Scientific practices and human values – A historical approach
George Sarton, one of the founders of the International Academy, proclaimed that the history of science was the basis of a “new humanism” because science generates its own values. Auschwitz and Hiroshima proved him wrong.
The ethical and social responsibility of the scientist in his or her research practice and applications is a burning issue today. But this problem is an old one. It is linked to all religions and all the great philosophies. In history, there have been many cases since the beginning: experimentation on humans, the contribution to war inventions (Nobel), the contribution of scientists to the atomic bomb and their revolt, questions of race and gender, the control of life in its origins and its end, submission to the military-industrial complex, artificial intelligence etc… A historical, transdisciplinary and transcultural approach sheds new light by situating the fundamental questions in the long term.

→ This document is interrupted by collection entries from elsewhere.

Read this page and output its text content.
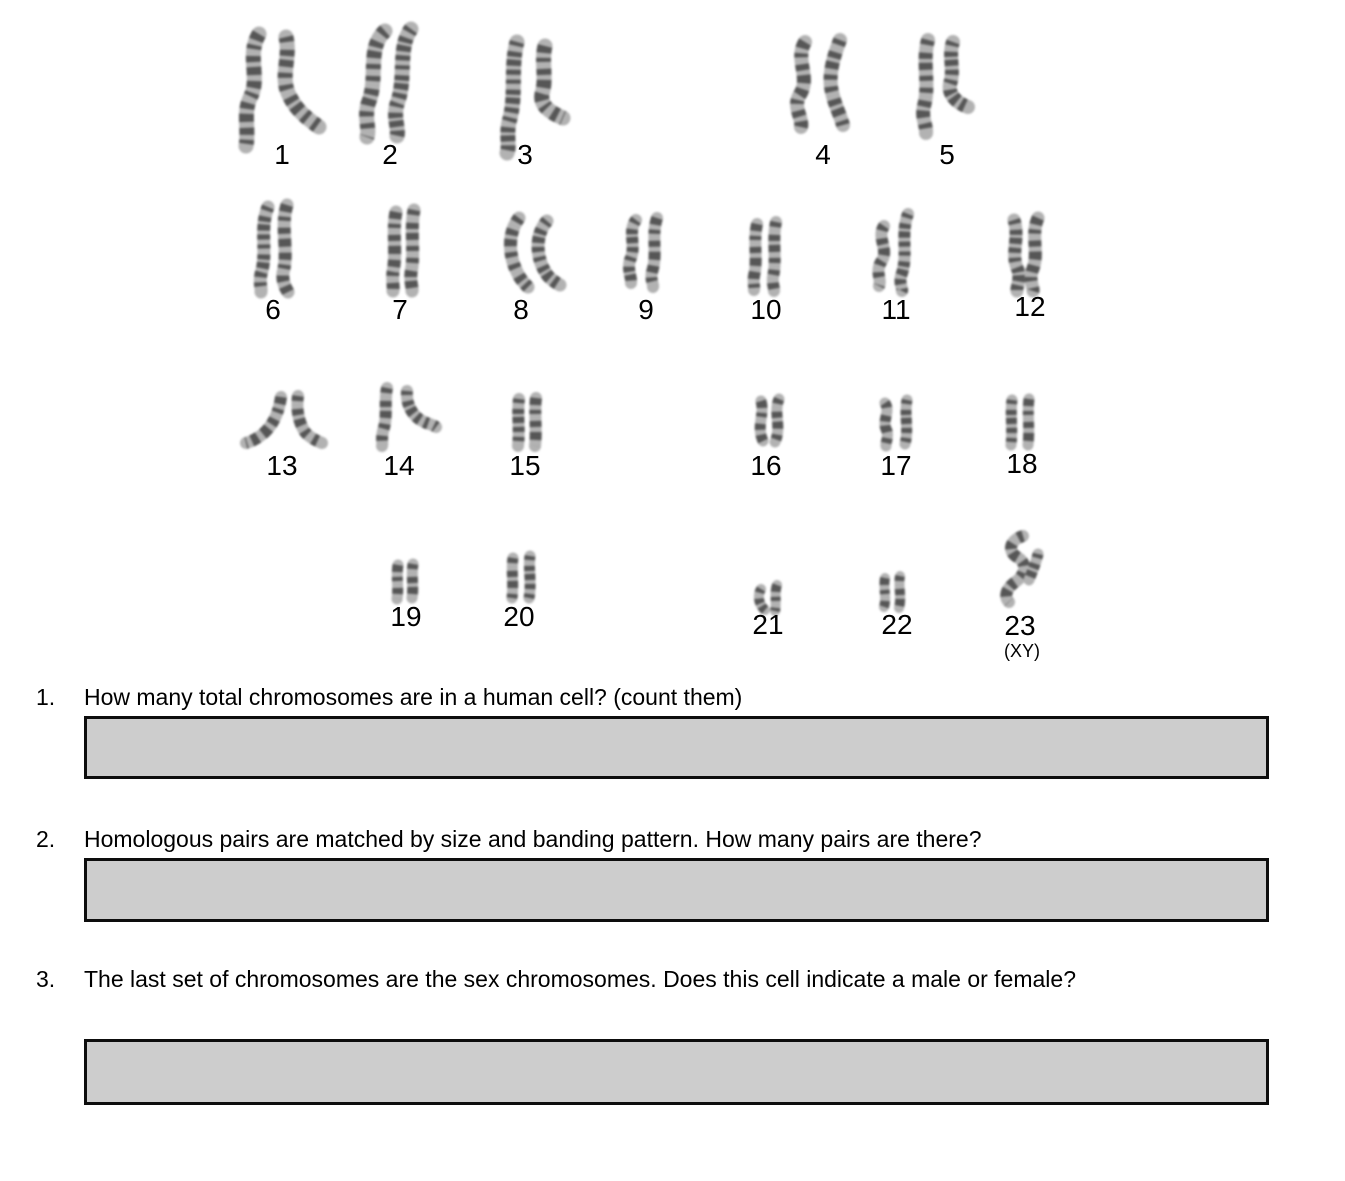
1	2	3	4	5
6	7	8	9	10	11	12
13	14	15	16	17	18
19	20	21	22	23
(XY)
1. How many total chromosomes are in a human cell? (count them)
2. Homologous pairs are matched by size and banding pattern. How many pairs are there?
3. The last set of chromosomes are the sex chromosomes. Does this cell indicate a male or female?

The Second Athenian Days of the History of Science are co-organised by the National Hellenic Research Foundation and the International Academy of the History of Science with the support of the University of Athens. The Foundation is completing an extensive programme on “Science and Religion” entitled “Science and Orthodoxy around the World”.
The International Academy brings together 350 specialists from all over the world from all religious, philosophical and political backgrounds. The congress is not restricted to members of the Academy who will hold their general assembly there, but is open to all scholars, including doctoral students.
The languages of the congress are the two working languages of the Academy: French and English.